PEKANBARU - Pemerintah Provinsi Riau bakal bangkrut jika gugatan para petani kelapa sawit Peninjauan Kembali (PK) PT Peputra Supra Jaya (PSJ) yang notabene bapak angkat petani yang tergabung dalam Koperasi Gondai Bersatu dan Koperasi Sri Gumala Sakti di Desa Gondai Kecamatan Langgam Kabupaten Pelalawan, Riau, terkabul.

Sebab saat ini ada sekitar 3.323 hektar pohon kelapa sawit bapak dan anak angkat itu sedang ditebangi oleh Dinas Lingkungan Hidup dan Kehutanan (DLHK) Provinsi Riau.

Penebangan yang diboncengi oleh PT Nusa Wana Raya (NWR) itu sudah berlangsung sejak sepekan lalu. PT NWR sendiri adalah pemasok akasia ke pabrik PT Riau Andalan Pulp And Paper (RAPP) di Pangkalan Kerinci, ibukota Kabupaten Pelalawan.

Dikutip dari Gatra, setelah dihitung-hitung oleh Dewan Pimpinan Pusat Asosiasi Petani Kelapa Sawit Indonesia (DPP Apkasindo), nilai kerugian yang timbul atas penebangan pohon kelapa sawit seluas itu, mencapai Rp12,4 triliun.

"Itu baru kerugian materil," kata Ketua Umum DPP Apkasindo, Gulat Medali Emas Manurung kepada Gatra.com saat menggelar pertemuan dengan sejumlah pemuka masyarakat Riau, di Pekanbaru, Rabu (22/1).

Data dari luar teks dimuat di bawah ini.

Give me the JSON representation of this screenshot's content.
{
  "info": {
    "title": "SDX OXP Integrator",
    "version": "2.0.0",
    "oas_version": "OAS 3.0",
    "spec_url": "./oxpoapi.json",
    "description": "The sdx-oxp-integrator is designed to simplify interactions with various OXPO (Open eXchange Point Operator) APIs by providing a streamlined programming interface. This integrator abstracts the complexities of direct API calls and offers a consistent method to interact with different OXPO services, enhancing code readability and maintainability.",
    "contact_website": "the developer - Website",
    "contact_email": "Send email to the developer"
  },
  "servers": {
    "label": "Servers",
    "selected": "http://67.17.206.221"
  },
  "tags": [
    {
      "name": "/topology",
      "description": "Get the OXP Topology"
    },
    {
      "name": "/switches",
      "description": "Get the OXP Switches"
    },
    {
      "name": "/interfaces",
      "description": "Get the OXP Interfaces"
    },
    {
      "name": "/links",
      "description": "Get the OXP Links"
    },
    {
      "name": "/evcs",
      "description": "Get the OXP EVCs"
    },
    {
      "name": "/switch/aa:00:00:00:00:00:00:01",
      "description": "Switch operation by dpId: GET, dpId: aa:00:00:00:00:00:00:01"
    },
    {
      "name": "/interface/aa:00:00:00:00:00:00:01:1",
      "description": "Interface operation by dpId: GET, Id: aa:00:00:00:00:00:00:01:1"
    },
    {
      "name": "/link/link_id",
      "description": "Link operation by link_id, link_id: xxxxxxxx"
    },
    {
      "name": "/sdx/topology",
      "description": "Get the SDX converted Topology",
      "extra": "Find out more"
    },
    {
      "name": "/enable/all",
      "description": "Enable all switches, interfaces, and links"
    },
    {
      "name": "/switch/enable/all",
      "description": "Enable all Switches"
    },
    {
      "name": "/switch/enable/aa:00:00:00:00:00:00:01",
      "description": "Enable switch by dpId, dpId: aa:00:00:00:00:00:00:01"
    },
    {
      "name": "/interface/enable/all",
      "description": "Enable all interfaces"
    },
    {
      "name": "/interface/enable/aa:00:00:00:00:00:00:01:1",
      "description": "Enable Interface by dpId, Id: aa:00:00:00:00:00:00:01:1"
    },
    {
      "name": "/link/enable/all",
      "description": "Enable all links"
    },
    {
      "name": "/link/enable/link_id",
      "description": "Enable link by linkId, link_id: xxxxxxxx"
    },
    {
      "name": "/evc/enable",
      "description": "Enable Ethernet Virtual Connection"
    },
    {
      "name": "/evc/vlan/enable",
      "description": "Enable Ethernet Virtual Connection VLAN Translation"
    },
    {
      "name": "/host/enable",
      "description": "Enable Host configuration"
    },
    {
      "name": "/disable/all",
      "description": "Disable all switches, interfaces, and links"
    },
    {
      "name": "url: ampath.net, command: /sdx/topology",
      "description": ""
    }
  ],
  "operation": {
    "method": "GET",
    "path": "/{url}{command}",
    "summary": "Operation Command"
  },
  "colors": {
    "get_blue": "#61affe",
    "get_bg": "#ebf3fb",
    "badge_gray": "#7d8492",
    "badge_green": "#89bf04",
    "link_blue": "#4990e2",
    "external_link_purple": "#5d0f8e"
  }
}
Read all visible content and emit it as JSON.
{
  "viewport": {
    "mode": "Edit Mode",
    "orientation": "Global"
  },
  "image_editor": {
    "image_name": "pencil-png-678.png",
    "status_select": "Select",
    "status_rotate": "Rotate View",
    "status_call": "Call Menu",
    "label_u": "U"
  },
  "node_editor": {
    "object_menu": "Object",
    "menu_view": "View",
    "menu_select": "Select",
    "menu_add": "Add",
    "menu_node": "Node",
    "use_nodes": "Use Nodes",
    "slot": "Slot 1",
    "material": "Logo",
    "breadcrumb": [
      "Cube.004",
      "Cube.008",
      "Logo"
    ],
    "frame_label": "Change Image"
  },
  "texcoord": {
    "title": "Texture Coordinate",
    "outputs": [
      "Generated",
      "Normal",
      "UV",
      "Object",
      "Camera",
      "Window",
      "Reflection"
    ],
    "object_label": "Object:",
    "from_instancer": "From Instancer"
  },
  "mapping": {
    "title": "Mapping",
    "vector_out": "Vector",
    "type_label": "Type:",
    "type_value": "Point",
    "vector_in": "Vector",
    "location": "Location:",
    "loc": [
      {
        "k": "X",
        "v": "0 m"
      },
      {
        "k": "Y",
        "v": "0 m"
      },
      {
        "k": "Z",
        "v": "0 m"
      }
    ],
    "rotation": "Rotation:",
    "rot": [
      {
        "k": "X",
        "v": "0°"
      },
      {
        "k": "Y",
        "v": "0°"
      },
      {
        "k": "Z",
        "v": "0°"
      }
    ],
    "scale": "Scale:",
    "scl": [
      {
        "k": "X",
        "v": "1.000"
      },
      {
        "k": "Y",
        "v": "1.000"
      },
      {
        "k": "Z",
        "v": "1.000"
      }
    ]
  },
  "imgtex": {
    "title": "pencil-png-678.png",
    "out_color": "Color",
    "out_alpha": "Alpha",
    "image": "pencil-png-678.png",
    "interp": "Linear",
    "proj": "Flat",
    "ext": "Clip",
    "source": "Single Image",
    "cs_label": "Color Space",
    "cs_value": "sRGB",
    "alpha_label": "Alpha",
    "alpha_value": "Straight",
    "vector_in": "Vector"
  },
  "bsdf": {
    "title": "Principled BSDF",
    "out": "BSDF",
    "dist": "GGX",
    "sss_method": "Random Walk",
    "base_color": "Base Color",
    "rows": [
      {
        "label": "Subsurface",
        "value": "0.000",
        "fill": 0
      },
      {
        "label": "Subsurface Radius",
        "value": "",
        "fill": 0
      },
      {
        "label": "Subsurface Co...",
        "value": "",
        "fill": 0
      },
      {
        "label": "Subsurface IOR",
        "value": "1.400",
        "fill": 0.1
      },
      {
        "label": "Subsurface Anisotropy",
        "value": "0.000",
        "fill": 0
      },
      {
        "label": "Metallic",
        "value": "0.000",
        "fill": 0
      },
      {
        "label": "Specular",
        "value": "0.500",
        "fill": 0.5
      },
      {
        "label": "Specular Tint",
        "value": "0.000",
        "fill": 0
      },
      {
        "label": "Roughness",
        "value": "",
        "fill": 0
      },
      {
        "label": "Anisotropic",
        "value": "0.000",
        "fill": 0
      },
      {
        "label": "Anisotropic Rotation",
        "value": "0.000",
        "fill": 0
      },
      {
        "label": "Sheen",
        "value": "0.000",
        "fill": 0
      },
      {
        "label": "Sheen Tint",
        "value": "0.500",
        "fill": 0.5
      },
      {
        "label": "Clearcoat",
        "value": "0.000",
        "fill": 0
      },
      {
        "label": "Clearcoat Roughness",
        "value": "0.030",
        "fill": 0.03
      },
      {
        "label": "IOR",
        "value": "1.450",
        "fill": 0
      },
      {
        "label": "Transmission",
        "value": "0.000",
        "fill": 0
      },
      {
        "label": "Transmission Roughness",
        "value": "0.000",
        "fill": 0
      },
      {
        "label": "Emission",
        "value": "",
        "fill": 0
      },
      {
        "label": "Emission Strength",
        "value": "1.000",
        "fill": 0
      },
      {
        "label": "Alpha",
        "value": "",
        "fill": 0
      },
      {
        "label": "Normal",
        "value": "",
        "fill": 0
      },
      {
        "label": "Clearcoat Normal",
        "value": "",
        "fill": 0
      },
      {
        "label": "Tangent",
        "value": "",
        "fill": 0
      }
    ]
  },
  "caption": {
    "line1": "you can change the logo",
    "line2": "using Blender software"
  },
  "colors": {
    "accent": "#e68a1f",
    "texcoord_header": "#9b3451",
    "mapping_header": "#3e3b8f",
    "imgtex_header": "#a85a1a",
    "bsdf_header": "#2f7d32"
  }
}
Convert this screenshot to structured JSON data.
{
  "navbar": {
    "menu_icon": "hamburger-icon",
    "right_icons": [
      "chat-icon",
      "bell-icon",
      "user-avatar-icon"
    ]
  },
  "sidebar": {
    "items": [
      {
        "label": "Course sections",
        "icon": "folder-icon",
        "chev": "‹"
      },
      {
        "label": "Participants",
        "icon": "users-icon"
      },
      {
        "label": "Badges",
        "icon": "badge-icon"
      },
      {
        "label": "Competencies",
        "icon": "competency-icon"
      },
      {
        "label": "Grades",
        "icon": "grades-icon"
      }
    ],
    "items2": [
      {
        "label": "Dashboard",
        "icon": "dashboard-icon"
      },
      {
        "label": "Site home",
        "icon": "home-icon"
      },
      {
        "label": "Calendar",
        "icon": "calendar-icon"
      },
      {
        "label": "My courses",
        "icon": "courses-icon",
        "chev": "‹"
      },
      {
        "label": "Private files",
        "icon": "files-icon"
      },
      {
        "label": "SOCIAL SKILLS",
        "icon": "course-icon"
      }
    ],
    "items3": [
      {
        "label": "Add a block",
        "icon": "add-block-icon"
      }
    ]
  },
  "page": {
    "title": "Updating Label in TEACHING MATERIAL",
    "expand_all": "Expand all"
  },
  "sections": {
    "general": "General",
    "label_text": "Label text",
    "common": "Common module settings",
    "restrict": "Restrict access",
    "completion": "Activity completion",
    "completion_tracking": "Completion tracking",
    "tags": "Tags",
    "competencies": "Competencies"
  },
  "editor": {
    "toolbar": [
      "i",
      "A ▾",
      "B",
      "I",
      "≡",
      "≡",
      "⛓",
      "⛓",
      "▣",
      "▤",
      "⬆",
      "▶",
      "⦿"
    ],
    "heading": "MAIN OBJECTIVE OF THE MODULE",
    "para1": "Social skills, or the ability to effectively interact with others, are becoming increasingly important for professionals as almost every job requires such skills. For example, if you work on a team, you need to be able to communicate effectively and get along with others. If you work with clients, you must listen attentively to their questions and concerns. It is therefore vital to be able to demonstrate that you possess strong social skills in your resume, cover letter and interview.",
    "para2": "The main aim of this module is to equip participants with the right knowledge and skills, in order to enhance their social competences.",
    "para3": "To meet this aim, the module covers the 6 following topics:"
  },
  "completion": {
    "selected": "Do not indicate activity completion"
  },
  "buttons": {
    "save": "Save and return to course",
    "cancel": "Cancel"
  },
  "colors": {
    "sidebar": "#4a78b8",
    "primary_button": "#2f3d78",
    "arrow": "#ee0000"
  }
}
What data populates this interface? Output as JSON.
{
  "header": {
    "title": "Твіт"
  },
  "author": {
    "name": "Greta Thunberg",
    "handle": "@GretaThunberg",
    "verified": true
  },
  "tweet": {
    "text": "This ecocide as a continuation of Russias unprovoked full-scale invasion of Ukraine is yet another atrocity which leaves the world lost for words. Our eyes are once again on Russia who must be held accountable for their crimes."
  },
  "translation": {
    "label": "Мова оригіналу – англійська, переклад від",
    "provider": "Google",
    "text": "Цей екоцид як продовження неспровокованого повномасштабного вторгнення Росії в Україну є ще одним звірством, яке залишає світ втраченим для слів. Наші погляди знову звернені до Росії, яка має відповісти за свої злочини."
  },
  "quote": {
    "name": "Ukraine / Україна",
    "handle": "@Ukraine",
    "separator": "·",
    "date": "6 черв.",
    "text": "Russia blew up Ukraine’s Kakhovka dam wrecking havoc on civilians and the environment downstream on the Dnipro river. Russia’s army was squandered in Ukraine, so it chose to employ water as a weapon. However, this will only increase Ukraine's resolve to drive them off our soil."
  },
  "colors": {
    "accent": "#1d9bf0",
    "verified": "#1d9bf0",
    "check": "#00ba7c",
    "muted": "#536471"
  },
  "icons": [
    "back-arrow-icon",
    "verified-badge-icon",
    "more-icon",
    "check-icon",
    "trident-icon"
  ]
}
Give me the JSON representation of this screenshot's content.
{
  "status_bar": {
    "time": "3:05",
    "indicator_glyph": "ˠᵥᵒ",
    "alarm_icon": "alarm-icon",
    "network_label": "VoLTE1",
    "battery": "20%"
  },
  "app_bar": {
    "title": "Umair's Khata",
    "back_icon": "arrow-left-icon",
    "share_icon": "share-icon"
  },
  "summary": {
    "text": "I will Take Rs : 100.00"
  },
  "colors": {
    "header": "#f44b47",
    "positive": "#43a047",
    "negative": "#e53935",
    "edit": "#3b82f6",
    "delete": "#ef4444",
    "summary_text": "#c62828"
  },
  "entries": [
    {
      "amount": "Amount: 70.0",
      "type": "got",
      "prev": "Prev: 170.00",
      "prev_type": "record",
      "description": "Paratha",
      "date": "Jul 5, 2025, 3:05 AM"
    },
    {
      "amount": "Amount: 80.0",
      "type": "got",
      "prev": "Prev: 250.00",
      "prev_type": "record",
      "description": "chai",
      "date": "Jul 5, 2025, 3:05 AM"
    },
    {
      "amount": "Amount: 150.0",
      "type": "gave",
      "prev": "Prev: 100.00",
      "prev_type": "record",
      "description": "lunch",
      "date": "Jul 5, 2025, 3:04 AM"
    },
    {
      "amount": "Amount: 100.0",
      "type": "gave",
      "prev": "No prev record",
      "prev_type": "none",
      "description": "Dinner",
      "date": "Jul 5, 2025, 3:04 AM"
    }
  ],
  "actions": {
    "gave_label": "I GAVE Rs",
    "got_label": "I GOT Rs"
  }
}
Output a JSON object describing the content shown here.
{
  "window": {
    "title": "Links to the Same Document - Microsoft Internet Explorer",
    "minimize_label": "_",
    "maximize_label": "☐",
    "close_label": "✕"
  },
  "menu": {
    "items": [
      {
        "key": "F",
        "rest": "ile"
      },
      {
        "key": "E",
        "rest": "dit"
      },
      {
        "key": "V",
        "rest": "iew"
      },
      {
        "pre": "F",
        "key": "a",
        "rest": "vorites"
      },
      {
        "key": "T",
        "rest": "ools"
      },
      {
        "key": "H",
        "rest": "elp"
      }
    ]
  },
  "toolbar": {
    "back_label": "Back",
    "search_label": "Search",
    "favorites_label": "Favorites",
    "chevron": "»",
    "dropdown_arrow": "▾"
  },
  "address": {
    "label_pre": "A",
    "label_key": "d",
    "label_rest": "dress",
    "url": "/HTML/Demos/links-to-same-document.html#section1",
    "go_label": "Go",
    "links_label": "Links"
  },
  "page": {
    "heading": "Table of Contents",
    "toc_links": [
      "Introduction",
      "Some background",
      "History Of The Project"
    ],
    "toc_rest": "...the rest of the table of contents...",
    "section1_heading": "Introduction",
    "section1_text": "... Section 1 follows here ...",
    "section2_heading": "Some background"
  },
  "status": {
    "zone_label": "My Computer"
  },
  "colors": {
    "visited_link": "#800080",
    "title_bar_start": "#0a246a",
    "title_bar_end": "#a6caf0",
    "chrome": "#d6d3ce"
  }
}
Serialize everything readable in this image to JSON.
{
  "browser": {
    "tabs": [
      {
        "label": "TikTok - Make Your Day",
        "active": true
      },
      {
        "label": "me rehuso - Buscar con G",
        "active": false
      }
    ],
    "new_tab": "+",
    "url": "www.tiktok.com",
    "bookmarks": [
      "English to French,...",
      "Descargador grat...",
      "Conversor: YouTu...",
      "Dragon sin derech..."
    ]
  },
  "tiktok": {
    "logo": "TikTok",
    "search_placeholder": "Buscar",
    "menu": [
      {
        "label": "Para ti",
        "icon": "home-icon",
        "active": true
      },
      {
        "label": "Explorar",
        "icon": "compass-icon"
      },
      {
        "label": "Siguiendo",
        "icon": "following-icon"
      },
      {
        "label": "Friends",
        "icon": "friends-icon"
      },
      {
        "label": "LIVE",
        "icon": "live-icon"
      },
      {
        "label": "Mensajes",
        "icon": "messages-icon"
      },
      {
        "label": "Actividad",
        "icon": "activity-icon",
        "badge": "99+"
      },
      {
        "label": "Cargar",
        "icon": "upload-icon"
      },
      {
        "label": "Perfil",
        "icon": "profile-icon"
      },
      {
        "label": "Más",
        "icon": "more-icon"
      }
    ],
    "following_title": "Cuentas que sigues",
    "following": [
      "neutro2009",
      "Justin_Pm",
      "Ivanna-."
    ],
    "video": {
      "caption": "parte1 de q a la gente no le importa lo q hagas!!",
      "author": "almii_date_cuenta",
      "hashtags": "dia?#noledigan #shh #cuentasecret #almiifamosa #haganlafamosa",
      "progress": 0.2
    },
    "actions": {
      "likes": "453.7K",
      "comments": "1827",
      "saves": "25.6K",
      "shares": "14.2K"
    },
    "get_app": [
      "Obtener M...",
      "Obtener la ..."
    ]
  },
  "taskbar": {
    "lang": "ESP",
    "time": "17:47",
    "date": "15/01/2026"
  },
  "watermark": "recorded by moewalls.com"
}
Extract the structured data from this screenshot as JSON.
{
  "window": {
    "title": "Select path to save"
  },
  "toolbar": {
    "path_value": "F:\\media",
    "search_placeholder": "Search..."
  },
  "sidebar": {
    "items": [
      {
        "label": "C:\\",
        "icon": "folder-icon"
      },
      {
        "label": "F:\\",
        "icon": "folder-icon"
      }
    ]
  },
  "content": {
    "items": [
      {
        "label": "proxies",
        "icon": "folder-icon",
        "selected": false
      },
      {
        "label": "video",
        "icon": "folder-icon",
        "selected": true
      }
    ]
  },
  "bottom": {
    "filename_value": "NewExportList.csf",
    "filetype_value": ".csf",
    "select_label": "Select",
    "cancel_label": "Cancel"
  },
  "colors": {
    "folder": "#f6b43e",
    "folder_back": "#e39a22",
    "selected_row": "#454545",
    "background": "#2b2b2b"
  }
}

Angka tadi kata Auditor Indonesian Sustainable Palm Oil (ISPO) ini lebih besar Rp0,21 triliun dibanding APBD Pemprov Riau 2020 yang hanya Rp12,379 triliun.

Mendengar paparan Gulat tadi, Ketua Forum Komunikasi Pemuka Masyarakat Riau (FKPMR), drh. Chaidir langsung bergidik.

"Sebelum itu terjadi, kami minta Pemprov Riau tegas dan cepat menghentikan aksi penebangan itu. Ini sangat penting. Sebab itu tadi, kalau proses hukum nanti dimenangkan oleh masyarakat, akan fatal akibatnya. Lagi pula kata Chaidir, ini demi kepentingan masyarakat yang ada di sana. Tugas Pemprov Riau menjaga kehidupan masyarakatnya," kata mantan Ketua DPRD Riau ini.

Profesor Yusmar Yusuf mengamini semua yang dikatakan Chaidir tadi. "Kita minta aksi penebangan itu segera dihentikan," pinta akademisi Universitas Riau ini.

Saukani juga berharap yang sama. Bahkan tokoh muda yang juga wakil ketua Majelis Kerapatan Adat Kabupaten Bengkalis ini meminta supaya Lembaga Adat Melayu Riau (LAMR) segera mengambil peran dalam persoalan itu. "Sebab yang kita bela ini adalah mahluk di Riau yang juga anak kemanakan kita," katanya.

Bagi Batin Bedagu --- petinggi adat di Kabupaten Pelalawan --- HM Harris, secara adat, tidak etis sebenarnya hak-hak masyarakat tadi ditebangi.

"Sebab di situ ada hak adat yang dimanfaatkan oleh masyarakat tempatan maupun masyarakat yang datang untuk hidup. Saya tidak mau mengomentara masalah hukumnya, tapi secara adat itu, sudah enggak pas," kata Bupati Pelalawan ini.

Kalau aksi penebangan tadi tidak juga dihentikan kata Edy Ahmad RM, "Kami akan gerakkan masyarakat untuk menyikapi ini. Jadi sebelum sampai ke sana, tolong pemerintah dan stakeholder arif menyikapinya," pinta mantan anggota DPRD Riau itu.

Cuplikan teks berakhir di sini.